Clark does allow her softer side to show on a few tracks, though it’s sometimes paired with a sense of humor. On ”Not Enough Tequila,” she sings ”between the sandy beaches and the margaritas/thought I’d find a way to let you go/but there’s not enough tequila in Mexico.” On ”I Wish I’d Been Drinkin’ Whiskey,” a sobering tale of a relationship’s demise, the chorus continues ”when he told me he didn’t love me.” The peaceful piano intro of ”Travelin’ Soul” makes way for gentle steel guitar and mandolin as Clark sings about the demands of a life on the road and the stability provided by having someone to come home to. While not written by Clark, it does bring to mind her recent marriage to her tour manager.
And speaking of writing, Clark was featured prominently as a writer or co-writer on her early albums, but Life Goes On, like its immediate predecessor Pain to Kill, finds her contributions relegated to the second half of the album. Usually a strong writer, Clark delivers the weakest track this time around: ”Slow News Day,” an acoustic ballad lamenting the media’s obsession with pop culture and its focus on the negative aspects of life. It’s one of her rare forays into politics and ultimately one of the few weak links on an otherwise solid album.
While Clark was releasing a ten-year retrospective of hits in 2004, newcomer Gretchen Wilson was making a huge splash with her multi-platinum debut album — the biggest thing to happen to country music in 2004. In fact, it was the top-selling album by a debut artist in any genre last year. Along with flag-waving bad boy Toby Keith, Wilson brought spunk and personality to an all-too-whitewashed country music industry.
With a benchmark that high, Wilson was destined to disappoint with her sophomore effort, All Jacked Up. While her first album sounded like she had something to prove, All Jacked Up shows her coasting along on less than mediocre material. This insipid collection of trailer park anthems comes across as little more than a quickly recorded attempt to cash in on her current buzz.
Wilson’s strong voice is done a great disservice by her poor choice of material, and the album’s polished production diminishes any glimmer of authenticity. She has become a caricature of herself, brash and boozy down at the local honky tonk. The album’s title track, an ode to Jack Daniel’s whiskey, is the only song that comes close to matching the party power of Wilson’s previous efforts.
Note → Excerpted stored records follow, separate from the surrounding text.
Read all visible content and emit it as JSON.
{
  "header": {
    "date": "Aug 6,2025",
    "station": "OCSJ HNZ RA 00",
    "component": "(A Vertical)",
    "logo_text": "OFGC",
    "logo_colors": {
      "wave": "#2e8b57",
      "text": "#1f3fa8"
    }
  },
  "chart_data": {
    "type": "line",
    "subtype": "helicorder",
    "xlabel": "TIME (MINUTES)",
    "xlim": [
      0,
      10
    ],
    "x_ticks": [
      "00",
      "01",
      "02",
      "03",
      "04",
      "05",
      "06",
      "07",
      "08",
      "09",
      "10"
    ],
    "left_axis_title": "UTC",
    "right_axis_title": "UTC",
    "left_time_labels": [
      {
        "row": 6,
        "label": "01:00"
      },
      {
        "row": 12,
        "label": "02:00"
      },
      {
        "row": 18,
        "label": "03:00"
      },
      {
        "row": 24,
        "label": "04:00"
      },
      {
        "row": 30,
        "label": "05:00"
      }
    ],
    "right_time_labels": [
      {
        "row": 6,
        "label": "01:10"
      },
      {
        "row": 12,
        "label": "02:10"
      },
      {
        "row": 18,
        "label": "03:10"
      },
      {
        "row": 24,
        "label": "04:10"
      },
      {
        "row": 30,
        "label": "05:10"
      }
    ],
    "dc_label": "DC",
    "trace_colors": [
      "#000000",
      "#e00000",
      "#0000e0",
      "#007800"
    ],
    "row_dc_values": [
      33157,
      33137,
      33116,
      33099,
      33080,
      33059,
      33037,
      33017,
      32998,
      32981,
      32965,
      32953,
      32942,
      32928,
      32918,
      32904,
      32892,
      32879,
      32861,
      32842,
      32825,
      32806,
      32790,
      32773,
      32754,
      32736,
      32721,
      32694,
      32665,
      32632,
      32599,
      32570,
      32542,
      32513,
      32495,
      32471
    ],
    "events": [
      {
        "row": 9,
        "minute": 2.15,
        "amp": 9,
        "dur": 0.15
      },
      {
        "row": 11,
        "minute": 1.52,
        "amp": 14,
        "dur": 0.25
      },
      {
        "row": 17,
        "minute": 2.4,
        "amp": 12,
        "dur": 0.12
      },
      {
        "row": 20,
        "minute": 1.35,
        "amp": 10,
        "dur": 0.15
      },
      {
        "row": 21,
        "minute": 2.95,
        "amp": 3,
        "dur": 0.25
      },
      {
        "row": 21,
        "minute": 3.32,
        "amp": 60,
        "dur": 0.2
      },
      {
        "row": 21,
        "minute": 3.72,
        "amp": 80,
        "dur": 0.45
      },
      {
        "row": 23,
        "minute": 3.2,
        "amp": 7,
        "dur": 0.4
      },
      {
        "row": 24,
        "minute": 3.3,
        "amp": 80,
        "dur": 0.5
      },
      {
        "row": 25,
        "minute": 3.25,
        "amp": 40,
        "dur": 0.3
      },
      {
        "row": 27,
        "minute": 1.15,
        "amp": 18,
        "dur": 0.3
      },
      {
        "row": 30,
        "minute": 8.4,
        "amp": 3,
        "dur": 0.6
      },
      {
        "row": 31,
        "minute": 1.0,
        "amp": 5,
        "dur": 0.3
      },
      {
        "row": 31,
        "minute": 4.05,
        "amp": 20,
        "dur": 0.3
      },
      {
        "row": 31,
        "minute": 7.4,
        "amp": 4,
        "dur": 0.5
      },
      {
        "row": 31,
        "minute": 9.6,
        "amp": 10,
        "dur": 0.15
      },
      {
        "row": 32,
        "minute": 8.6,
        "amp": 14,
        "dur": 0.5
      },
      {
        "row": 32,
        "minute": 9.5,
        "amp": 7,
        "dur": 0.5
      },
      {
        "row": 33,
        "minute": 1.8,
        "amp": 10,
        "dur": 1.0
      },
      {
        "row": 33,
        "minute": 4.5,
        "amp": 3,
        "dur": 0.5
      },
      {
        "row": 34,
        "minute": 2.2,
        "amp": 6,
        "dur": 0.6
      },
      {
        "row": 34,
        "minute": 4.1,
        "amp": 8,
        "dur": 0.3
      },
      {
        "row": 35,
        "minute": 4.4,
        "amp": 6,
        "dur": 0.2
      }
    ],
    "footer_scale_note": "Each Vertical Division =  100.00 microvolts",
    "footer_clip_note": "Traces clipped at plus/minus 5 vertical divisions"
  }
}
The majority of the songs on All Jacked Up pander to Wilson’s red state audience. ”California Girls,” a dreadful response to the Beach Boys’ song of the same name, compares California girls with their fake tans and tiny waists to ”real” women and asks the question, ”ain’t you glad we ain’t all California girls?” ”Full Time Job” chronicles the demands of being a wife and mother, and ”Skoal Ring” celebrates the blue collar man with a dip of tobacco tucked behind his lips. ”One Bud Wiser,” a horrible pun of a song with a spoken introduction by John Rich of country duo Big & Rich (he co-wrote the song and co-produced the album), is yet another rehash of the standard ”tear in your beer” tale.
By far the most calculated song on the album is ”Politically Uncorrect,” a duet with Merle Haggard. Grammar obviously isn’t Wilson’s forte. ”And I’m for the Bible and I’m for the flag/and I’m for the workin’ man, me and ol’ Hag/I’m just one of many/who can’t get no respect/politically uncorrect,” she sings.
While Terri Clark and Gretchen Wilson may share a common tough woman persona, that’s where the similarities end. If Wilson hopes to be releasing a greatest hits collection ten years from now, she would be wise to take a few pointers from Clark.